Implementation was carefully structured to avoid disrupting editorial workflows. NewsEasy is applied only after a story has been written and edited, functioning as an additive layer rather than a replacement for any editorial step. Editors decide whether to activate the widget, typically for longer pieces, explainers, or stories where higher drop-off is anticipated. Once generated, outputs undergo human review, especially for sensitive topics, reinforcing a human-in-the-loop model where journalists retain final oversight.
The development process was iterative. Initial prototypes emerged from the product team, followed by close collaboration with editorial, engineering, and audience engagement teams. Prompts were refined through repeated testing, and a feedback loop was integrated to flag inconsistencies and improve accuracy over time. On the technical side, the pipeline routes content from the CMS through an automation engine to a custom backend before rendering on the website. Version control is maintained via prompt files, enabling quick adjustments as needed.

Early results from the pilot phase show promising engagement signals. Jain reported improvements in scroll depth, particularly on longer stories, with targeted users staying engaged for longer periods. In several cases, overall time spent on articles also increased, suggesting more sustained interaction with the content. The team continues to test widget placement and format effectiveness as part of a second iteration, aiming to optimize both user experience and editorial utility.
One key lesson learned during development was the limitations of a single-format approach. Initially, the team considered offering only a summary, but quickly realized that different readers have different needs. The shift to multiple formats—summary, takeaways, and Q&A—made the tool more versatile and engaging. At the same time, maintaining tonal and stylistic consistency required a structured response. The team created a centralized prompt framework aligned with The Quint’s editorial voice: clear, factual, and non-sensational—while still allowing desk-level adjustments for nuance.
Operational challenges also surfaced, particularly around API costs. Without optimization, token usage and associated expenses rose rapidly. To address this, the team implemented batching and caching strategies that reduced token consumption by 38 percent, a significant saving that made the tool more sustainable at scale. Another important insight concerned transparency: while early metrics showed improved engagement, the team recognized the need for clearer disclosure about AI involvement to maintain reader trust.

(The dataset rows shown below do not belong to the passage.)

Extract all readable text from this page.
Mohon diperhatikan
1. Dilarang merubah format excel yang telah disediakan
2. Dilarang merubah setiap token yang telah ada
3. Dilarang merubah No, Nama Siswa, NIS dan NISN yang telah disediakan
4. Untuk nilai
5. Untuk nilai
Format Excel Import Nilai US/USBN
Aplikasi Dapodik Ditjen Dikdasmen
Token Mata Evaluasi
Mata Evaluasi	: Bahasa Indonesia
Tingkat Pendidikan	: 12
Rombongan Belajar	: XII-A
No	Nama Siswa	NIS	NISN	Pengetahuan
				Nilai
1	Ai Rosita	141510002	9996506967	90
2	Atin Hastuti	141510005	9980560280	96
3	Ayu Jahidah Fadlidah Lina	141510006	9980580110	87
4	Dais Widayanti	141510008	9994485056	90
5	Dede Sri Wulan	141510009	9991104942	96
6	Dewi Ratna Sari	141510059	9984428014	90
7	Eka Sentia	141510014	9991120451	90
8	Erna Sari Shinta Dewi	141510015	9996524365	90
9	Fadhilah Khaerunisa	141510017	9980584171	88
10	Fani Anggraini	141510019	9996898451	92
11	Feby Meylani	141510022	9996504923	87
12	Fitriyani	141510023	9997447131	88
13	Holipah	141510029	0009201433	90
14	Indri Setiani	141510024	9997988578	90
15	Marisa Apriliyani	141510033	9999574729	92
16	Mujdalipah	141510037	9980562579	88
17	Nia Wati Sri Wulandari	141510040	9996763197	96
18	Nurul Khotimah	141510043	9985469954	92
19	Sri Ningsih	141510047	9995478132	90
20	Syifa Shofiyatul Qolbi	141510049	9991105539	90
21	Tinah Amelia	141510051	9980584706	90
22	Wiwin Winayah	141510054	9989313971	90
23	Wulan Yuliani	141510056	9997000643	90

This has become a focus in ongoing refinements.
Looking ahead, The Quint plans to scale and refine NewsEasy. Future phases may include new formats such as timelines, enhanced metadata, podcast integrations, and reader feedback mechanisms. The team is also exploring language support to broaden accessibility and more advanced query handling to enable deeper interactivity. Infrastructure improvements, like a cost-optimized embedding store to pre-cache high-traffic stories, are under consideration to improve efficiency.
Despite these expansions, the central philosophy remains unchanged: adapt how stories are presented, not what they say. As Jain stated, the goal is not to alter the reporting but to “build on our efforts to distribute content in personalised formats to enhance interactivity and accessibility” so that each piece can serve wider audiences. This approach reflects a broader trend in digital journalism—using AI not to generate news, but to improve how existing journalism is experienced by diverse readers in a fragmented media landscape.